La responsabilidad de Susana

Sí o sí. Susana Díaz tiene que intervenir de una vez para acabar con la huida hacia el desastre de Pedro Sánchez. La presidenta de la Junta de Andalucía tiene la responsabilidad de eliminar este problema, más que nada porque fue la andaluza la que propició su llegada a la cúspide del partido de PS para evitar que la entonces estrella emergente Eduardo Madina ocupara el trono en Ferraz. Recae sobre ella lo que en términos jurídicos podría denominarse una responsabilidad civil subsidiaria. Este hombre le ha salido rana y está causando daños que pueden ser irreparables. Y no es una excepción que esto ocurra. Los tutelajes tienen estas cosas cuando el testaferro que ocupa la silla tiene la tentación de venirse arriba. Que suele ser siempre. Pero ya hay que pararlo. Más que nada porque el PSOE está inmerso en una crisis muy profunda cuya primera e imprescindible medida para intentar salir de ella es la destitución de su secretario general. No tiene futuro como dirigente. No puede ser presidente del Gobierno un hombre al que no quieren ni en su propio partido. ¿Qué grado de confianza puede tener entre los ciudadanos?

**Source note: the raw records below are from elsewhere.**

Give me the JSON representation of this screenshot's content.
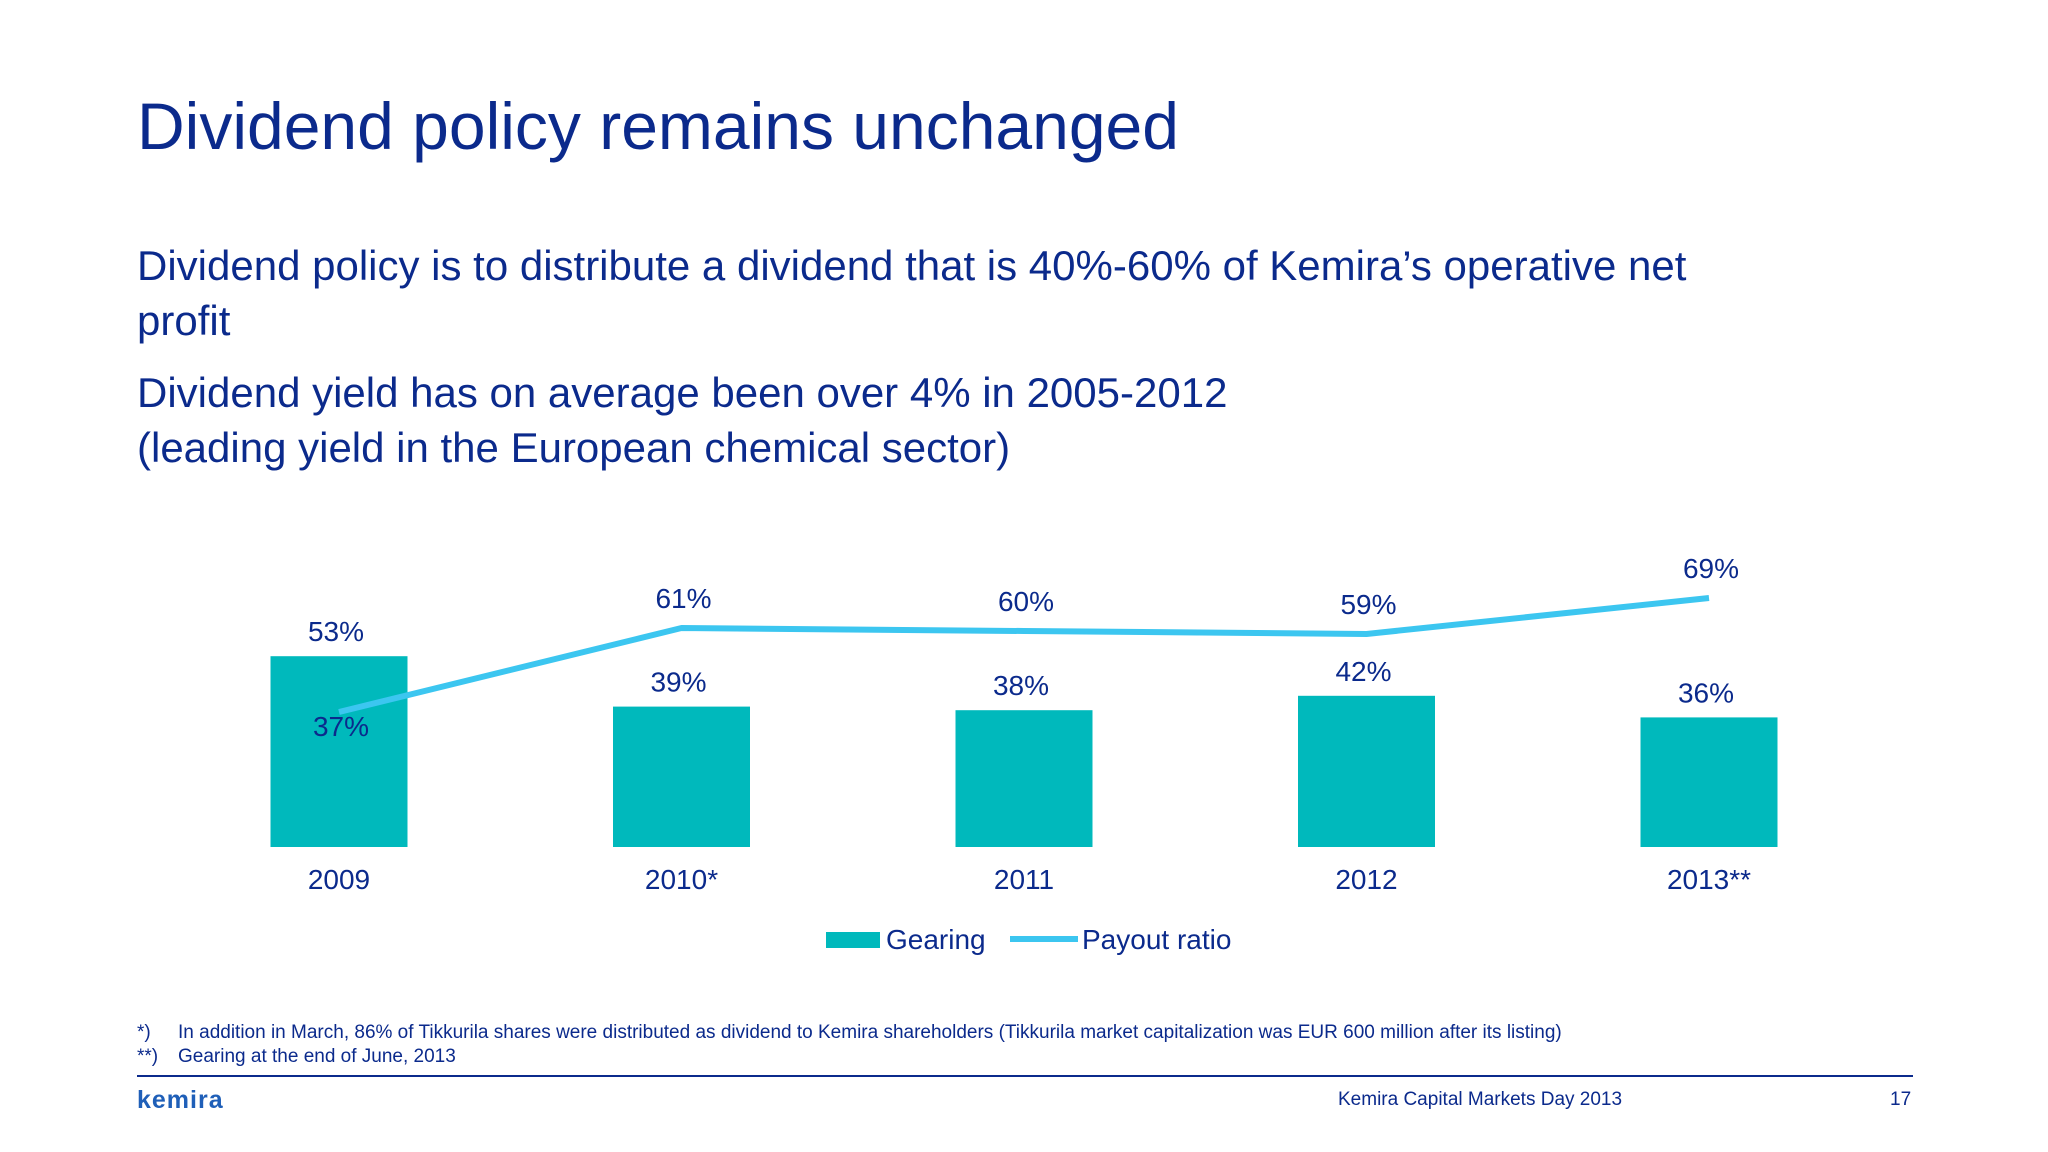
{
  "slide": {
    "title": "Dividend policy remains unchanged",
    "bullet1_line1": "Dividend policy is to distribute a dividend that is 40%-60% of Kemira’s operative net",
    "bullet1_line2": "profit",
    "bullet2_line1": "Dividend yield has on average been over 4% in 2005-2012",
    "bullet2_line2": "(leading yield in the European chemical sector)"
  },
  "chart_data": {
    "type": "bar",
    "categories": [
      "2009",
      "2010*",
      "2011",
      "2012",
      "2013**"
    ],
    "series": [
      {
        "name": "Gearing",
        "type": "bar",
        "color": "#00b9bc",
        "values": [
          53,
          39,
          38,
          42,
          36
        ],
        "labels": [
          "53%",
          "39%",
          "38%",
          "42%",
          "36%"
        ]
      },
      {
        "name": "Payout ratio",
        "type": "line",
        "color": "#3cc6f0",
        "values": [
          37,
          61,
          60,
          59,
          69
        ],
        "labels": [
          "37%",
          "61%",
          "60%",
          "59%",
          "69%"
        ]
      }
    ],
    "legend_position": "bottom",
    "grid": false
  },
  "footnotes": [
    {
      "mark": "*)",
      "text": "In addition in March, 86% of Tikkurila shares were distributed as dividend to Kemira shareholders (Tikkurila market capitalization was EUR 600 million after its listing)"
    },
    {
      "mark": "**)",
      "text": "Gearing at the end of June, 2013"
    }
  ],
  "footer": {
    "logo": "kemira",
    "event": "Kemira Capital Markets Day 2013",
    "page": "17"
  },
  "colors": {
    "text": "#0b2a8c",
    "bar": "#00b9bc",
    "line": "#3cc6f0"
  }
}
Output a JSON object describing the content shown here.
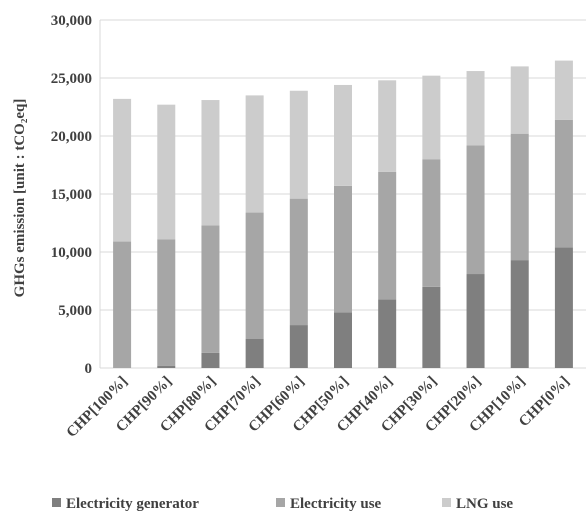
{
  "chart_data": {
    "type": "bar",
    "stacked": true,
    "categories": [
      "CHP[100%]",
      "CHP[90%]",
      "CHP[80%]",
      "CHP[70%]",
      "CHP[60%]",
      "CHP[50%]",
      "CHP[40%]",
      "CHP[30%]",
      "CHP[20%]",
      "CHP[10%]",
      "CHP[0%]"
    ],
    "series": [
      {
        "name": "Electricity generator",
        "color": "#7f7f7f",
        "values": [
          0,
          200,
          1300,
          2500,
          3700,
          4800,
          5900,
          7000,
          8100,
          9300,
          10400
        ]
      },
      {
        "name": "Electricity use",
        "color": "#a6a6a6",
        "values": [
          10900,
          10900,
          11000,
          10900,
          10900,
          10900,
          11000,
          11000,
          11100,
          10900,
          11000
        ]
      },
      {
        "name": "LNG use",
        "color": "#cccccc",
        "values": [
          12300,
          11600,
          10800,
          10100,
          9300,
          8700,
          7900,
          7200,
          6400,
          5800,
          5100
        ]
      }
    ],
    "title": "",
    "xlabel": "",
    "ylabel": "GHGs emission [unit : tCO₂eq]",
    "ylim": [
      0,
      30000
    ],
    "yticks": [
      "0",
      "5,000",
      "10,000",
      "15,000",
      "20,000",
      "25,000",
      "30,000"
    ],
    "ytick_values": [
      0,
      5000,
      10000,
      15000,
      20000,
      25000,
      30000
    ],
    "grid": "horizontal",
    "legend_position": "bottom"
  }
}
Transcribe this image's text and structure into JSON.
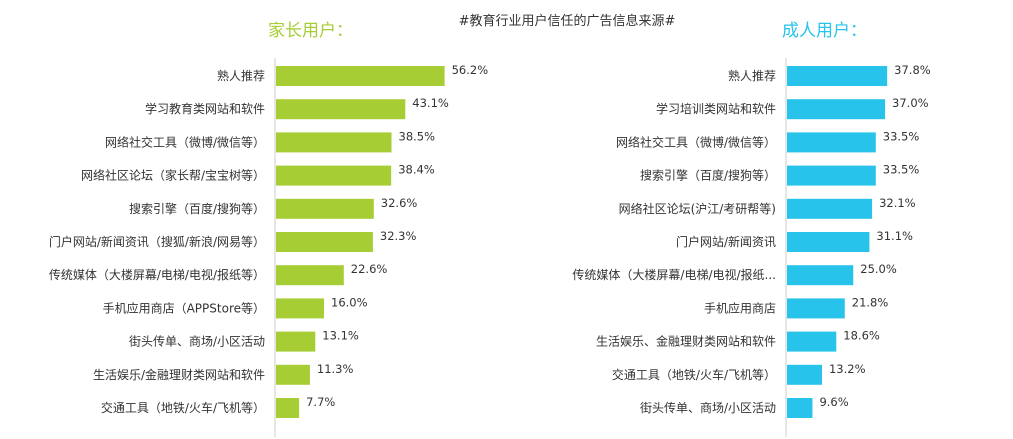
{
  "title": "#教育行业用户信任的广告信息来源#",
  "colors": {
    "parents": "#a6cd34",
    "adults": "#27c3ea",
    "axis": "#cccccc"
  },
  "chart_data": [
    {
      "type": "bar",
      "orientation": "horizontal",
      "title": "家长用户：",
      "color": "#a6cd34",
      "unit": "%",
      "categories": [
        "熟人推荐",
        "学习教育类网站和软件",
        "网络社交工具（微博/微信等）",
        "网络社区论坛（家长帮/宝宝树等）",
        "搜索引擎（百度/搜狗等）",
        "门户网站/新闻资讯（搜狐/新浪/网易等）",
        "传统媒体（大楼屏幕/电梯/电视/报纸等）",
        "手机应用商店（APPStore等）",
        "街头传单、商场/小区活动",
        "生活娱乐/金融理财类网站和软件",
        "交通工具（地铁/火车/飞机等）"
      ],
      "values": [
        56.2,
        43.1,
        38.5,
        38.4,
        32.6,
        32.3,
        22.6,
        16.0,
        13.1,
        11.3,
        7.7
      ],
      "value_labels": [
        "56.2%",
        "43.1%",
        "38.5%",
        "38.4%",
        "32.6%",
        "32.3%",
        "22.6%",
        "16.0%",
        "13.1%",
        "11.3%",
        "7.7%"
      ]
    },
    {
      "type": "bar",
      "orientation": "horizontal",
      "title": "成人用户：",
      "color": "#27c3ea",
      "unit": "%",
      "categories": [
        "熟人推荐",
        "学习培训类网站和软件",
        "网络社交工具（微博/微信等）",
        "搜索引擎（百度/搜狗等）",
        "网络社区论坛(沪江/考研帮等)",
        "门户网站/新闻资讯",
        "传统媒体（大楼屏幕/电梯/电视/报纸...",
        "手机应用商店",
        "生活娱乐、金融理财类网站和软件",
        "交通工具（地铁/火车/飞机等）",
        "街头传单、商场/小区活动"
      ],
      "values": [
        37.8,
        37.0,
        33.5,
        33.5,
        32.1,
        31.1,
        25.0,
        21.8,
        18.6,
        13.2,
        9.6
      ],
      "value_labels": [
        "37.8%",
        "37.0%",
        "33.5%",
        "33.5%",
        "32.1%",
        "31.1%",
        "25.0%",
        "21.8%",
        "18.6%",
        "13.2%",
        "9.6%"
      ]
    }
  ]
}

Sánchez, en su desesperación, ha utilizado la táctica propia de los populistas: echarse en los brazos de la militancia apelando a sus instintos más primarios. ¡No a la derecha! ¡No pasarán! le ha faltado decir para enaltecer a sus particulares 'sans culottes'. El todavía secretario general dice que hay que hablar claro de una vez. Lleva razón en esto. Aunque hubiera estado mejor que se aclarara en el momento electoral oportuno. Es decir, hubiera estado bien que los electores supieran, por ejemplo, si estaba dispuesto a pactar con los partidos nacionalistas que quieren celebrar un referéndum para separarse de España. Ese detalle es muy importante y no debe quedar sólo al arbitrio de los militantes socialistas, un puñado si se comparan con los casi cinco millones y medio de españoles que decidieron votar al PSOE. Hay que tener memoria para recordar que la mismísima Susana Díaz argumentó la ruptura de su pacto con IU porque el gobierno de Andalucía no podía estar en manos del resultado de un referéndum entre las bases de la formación de izquierdas. La trianera parece que ya ha dado el paso definitivo, convencida por fin de que el que se va a Sevilla pierde su silla. Va a coger la alternativa para intentar salir por la puerta grande. Seis elecciones perdidas, seis, son muchas para que Pedro Sánchez siga toreando al partido. Y a los españoles.